O ginecologista Domingos Mantelli explica que nessa época do ano, o uso de biquínis molhados por período prolongado, altas temperaturas e queda da imunidade aumentam a predisposição para esse tipo de doença.
“O ambiente úmido e quente que a região da vagina fica submetida é mais propício para a proliferação de fungos e bactérias. Além disso, a quebra na rotina das viagens, alimentação diferente, muita festa e consumo de bebida alcoólica pode diminuir a imunidade”, afirma.
Segundo o ginecologista, as principais doenças ginecológicas do verão são as com presença de corrimento: candidíase, tricomoníase e vaginose bacteriana. Além disso, as alergias da parte externa, também podem aumentar.
A candidíase é causada por um fungo que está presente na flora vaginal da mulher: o Candida albicans. Por uma mudança no pH do ambiente ou baixa imunidade, o fungo se prolifera, o que gera a patologia.
“O corrimento característico é branco e pastoso, lembra leite coalhado, além disso, causa coceira, dor para urinar e na relação sexual”, afirma Matelli. A candidíase também pode ser adquirida na relação sexual.
A tricomoníase também é causada por um fungo, o Trichomonas vaginalis. Pode sexualmente transmitida ou desenvolvida devido à alta umidade na região vaginal. Ela não causa coceira, e o corrimento é amarelo-esverdeado.
A vaginose bacteriana é causada pela Gardnerella vaginalis. Essa infecção provoca um corrimento acinzentado e com forte mau odor e pode provocar ardor e coceira.
As três infecções são tratadas com medicações via oral, podendo ser antifúngicos ou antibióticos, a depender do agente causador. Também podem ser utilizados medicamentos tópicos, como cremes e pomadas.

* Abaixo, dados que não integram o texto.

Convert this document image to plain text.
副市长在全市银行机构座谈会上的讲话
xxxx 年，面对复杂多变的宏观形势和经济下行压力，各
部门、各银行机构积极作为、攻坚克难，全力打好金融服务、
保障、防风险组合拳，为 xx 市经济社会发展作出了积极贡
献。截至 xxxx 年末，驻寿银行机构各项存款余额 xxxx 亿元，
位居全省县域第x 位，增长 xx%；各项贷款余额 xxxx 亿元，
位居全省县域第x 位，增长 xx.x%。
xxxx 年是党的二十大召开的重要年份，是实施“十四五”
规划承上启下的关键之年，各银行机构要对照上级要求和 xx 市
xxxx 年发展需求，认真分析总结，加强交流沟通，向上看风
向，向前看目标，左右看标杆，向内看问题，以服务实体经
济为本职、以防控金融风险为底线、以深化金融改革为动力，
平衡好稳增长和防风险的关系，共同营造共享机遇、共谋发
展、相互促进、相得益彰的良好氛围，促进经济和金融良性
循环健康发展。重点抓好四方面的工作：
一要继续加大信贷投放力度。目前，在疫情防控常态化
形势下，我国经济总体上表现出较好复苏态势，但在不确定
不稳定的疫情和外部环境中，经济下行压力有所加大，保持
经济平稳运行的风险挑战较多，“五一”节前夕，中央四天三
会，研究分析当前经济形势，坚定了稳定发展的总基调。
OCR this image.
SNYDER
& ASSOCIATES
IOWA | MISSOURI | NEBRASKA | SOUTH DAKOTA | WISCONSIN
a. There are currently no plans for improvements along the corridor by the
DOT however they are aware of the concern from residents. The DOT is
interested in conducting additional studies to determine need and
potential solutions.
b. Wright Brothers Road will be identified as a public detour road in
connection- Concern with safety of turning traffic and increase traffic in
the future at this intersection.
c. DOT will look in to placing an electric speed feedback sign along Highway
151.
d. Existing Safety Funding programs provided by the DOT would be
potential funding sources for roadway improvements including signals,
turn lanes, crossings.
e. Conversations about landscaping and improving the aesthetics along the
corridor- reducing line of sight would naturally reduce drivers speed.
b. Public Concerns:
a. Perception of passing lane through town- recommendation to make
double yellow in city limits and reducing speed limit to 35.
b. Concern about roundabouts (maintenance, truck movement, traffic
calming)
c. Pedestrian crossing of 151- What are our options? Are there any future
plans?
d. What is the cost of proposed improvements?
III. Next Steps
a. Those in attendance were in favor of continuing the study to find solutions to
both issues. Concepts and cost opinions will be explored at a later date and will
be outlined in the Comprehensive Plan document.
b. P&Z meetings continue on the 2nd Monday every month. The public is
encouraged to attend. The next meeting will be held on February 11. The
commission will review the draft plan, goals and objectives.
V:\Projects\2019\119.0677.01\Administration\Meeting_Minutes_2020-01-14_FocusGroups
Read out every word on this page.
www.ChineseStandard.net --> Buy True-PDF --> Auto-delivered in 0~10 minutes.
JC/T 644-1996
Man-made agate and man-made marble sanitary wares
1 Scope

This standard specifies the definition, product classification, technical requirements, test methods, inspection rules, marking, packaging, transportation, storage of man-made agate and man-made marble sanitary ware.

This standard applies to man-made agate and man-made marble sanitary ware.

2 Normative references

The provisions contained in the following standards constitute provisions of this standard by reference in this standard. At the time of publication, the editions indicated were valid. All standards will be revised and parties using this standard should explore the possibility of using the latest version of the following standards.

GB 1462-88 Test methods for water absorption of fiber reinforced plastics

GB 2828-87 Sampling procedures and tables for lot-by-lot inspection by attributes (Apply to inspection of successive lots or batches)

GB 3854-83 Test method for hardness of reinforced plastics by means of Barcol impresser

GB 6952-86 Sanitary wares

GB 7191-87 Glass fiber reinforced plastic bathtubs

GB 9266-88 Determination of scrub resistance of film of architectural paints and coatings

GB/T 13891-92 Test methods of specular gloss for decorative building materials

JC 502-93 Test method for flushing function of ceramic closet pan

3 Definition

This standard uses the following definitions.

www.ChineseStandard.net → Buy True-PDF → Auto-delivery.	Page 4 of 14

Já as alergias, segundo Matelli, ocorrem devido ao atrito de roupas, produtos utilizados para lavar as roupas íntimas ou por deixar a água do mar secar com o biquíni no corpo.
Em caso de alergia, a mulher apresenta os sintomas na parte mais externa da região íntima, que são vermelhidão e coceira. O tratamento é feito com antialérgicos tópicos.
Para evitar essas doenças, o ginecologista explica que é importante trocar a roupa de banho após entrar no mar ou piscina.
“Se for ficar mais de uma hora sem entrar novamente, tem que colocar uma roupa mais seca." Se a mulher estiver usando absorvente interno ou coletor menstrual, é importante fazer a troca assim que sair da água.
Além disso, o médico afirma que a calcinha não pode ficar secando no banheiro ou no box, pois o ambiente é muito úmido. Ele também recomenda cuidado na escolha dos produtos utilizados para lavar as peças.
“Tem que ser o produto mais neutro e natural possível, sem perfumes e substâncias químicas e com pH mais neutro." O especialista sugere sabonete de bebê, que pode ser utilizado, inclusive para a higiene da região íntima.
Outra dica é manter a flora da região íntima saudável. Para isso ele aconselha o consumo de probióticos e a não utilização de sabonetes bactericidas diariamente. “Pode utilizar em casos específicos, após a relação sexual ou depois de entrar no mar”, afirma.